- Born: 21 November 1953 (age 72) Birmingham, Warwickshire, England
- Education: The King's School, Worcester
- Occupations: Journalist, correspondent, media advisor
- Employer: ITN (1982–2004)
- Known for: Journalist and media consultant

= Mark Webster (journalist) =

British journalist, correspondent for ITN

Mark Webster (born 1953) is an English journalist of over thirty years' standing. He is a former correspondent for Independent Television News, having worked for the company for over twenty years. He was its Industrial Correspondent, Northern Correspondent, Political Correspondent, Business Correspondent, Business Editor, Moscow Correspondent, Ireland Correspondent and a presenter of the ITV Morning News. He was also news correspondent for five news, at the time produced by Sky News for Channel five television.

==Early life==
Webster was born on 21 November 1953 in Birmingham, Warwickshire.

==Education==
Webster was educated at the King's School, a boarding independent school for boys (now a co-educational day school) in the county town of Worcester in Worcestershire, between the years 1962–1972, where he was a day pupil at Wulstan House.

==Life and career==
After leaving school, Webster joined the Gloucestershire Echo newspaper. After a year on the paper, he moved to Paris where he worked as a freelance broadcaster and journalist. On his return to London, he joined the London Evening Standard as a leader writer. In 1977, he joined the Financial Times and became its Africa Correspondent, and then its Industrial Correspondent.
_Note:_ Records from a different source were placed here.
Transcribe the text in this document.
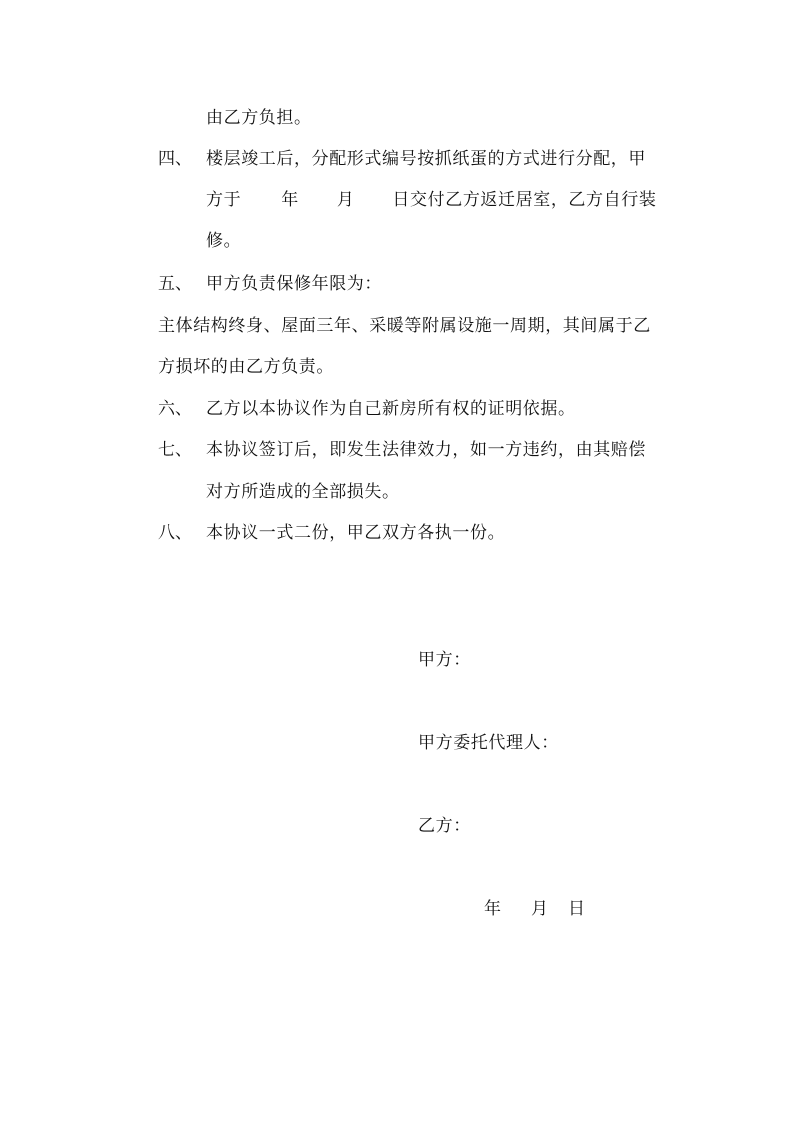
由乙方负担。
四、 楼层竣工后，分配形式编号按抓纸蛋的方式进行分配，甲
方于 年 月 日交付乙方返迁居室，乙方自行装
修。
五、 甲方负责保修年限为：
主体结构终身、屋面三年、采暖等附属设施一周期，其间属于乙
方损坏的由乙方负责。
六、 乙方以本协议作为自己新房所有权的证明依据。
七、 本协议签订后，即发生法律效力，如一方违约，由其赔偿
对方所造成的全部损失。
八、 本协议一式二份，甲乙双方各执一份。
甲方：
甲方委托代理人：
乙方：
年 月 日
In September 1982, Webster joined Independent Television News as a scriptwriter for ITN's Channel 4 News, and in 1983 became ITN Industrial Correspondent for ITN programmes on ITV. He reported extensively on the year-long miners' strike, the arrest of Arthur Scargill and the miners' subsequent return to work. In September 1987, he was appointed ITN's Northern Correspondent.

In 1990, Webster became ITN Political Correspondent, based at ITN's Westminster bureau, covering the 1992 General Election and the political troubles facing John Major's Government after his re-election with a much-reduced Conservative majority. In March 1994, he became ITN Business Correspondent, followed by ITN Business Editor in 1995.

In 1998, Webster became ITN Moscow Correspondent, reporting on the political problems of Boris Yeltsin and Russian-US relations, and in 2000, became ITN Ireland Correspondent.

In 2003, Webster became a presenter of the ITV Morning News and a News Correspondent based in the UK. In 2005, he became a news correspondent at five news, with its news content provided by Sky News.

In June 2007, Webster became a senior media spokesman for Menzies Campbell, the then-leader of the Liberal Democrats, working alongside Puja Darbari, Sir Menzies's Press Secretary and Communications Director Jon Oates. Sir Menzies said: "Mark is a highly experienced journalist and I am delighted that he has agreed to join our communications team. He has the perfect experience for this role and I know that he will make a significant contribution to our communications as we prepare for the next general election."

In 2008, Webster became Director of Communications for the Charities Aid Foundation, and in 2012, a Strategic Communications Associate for the Thomson (Media) Foundation.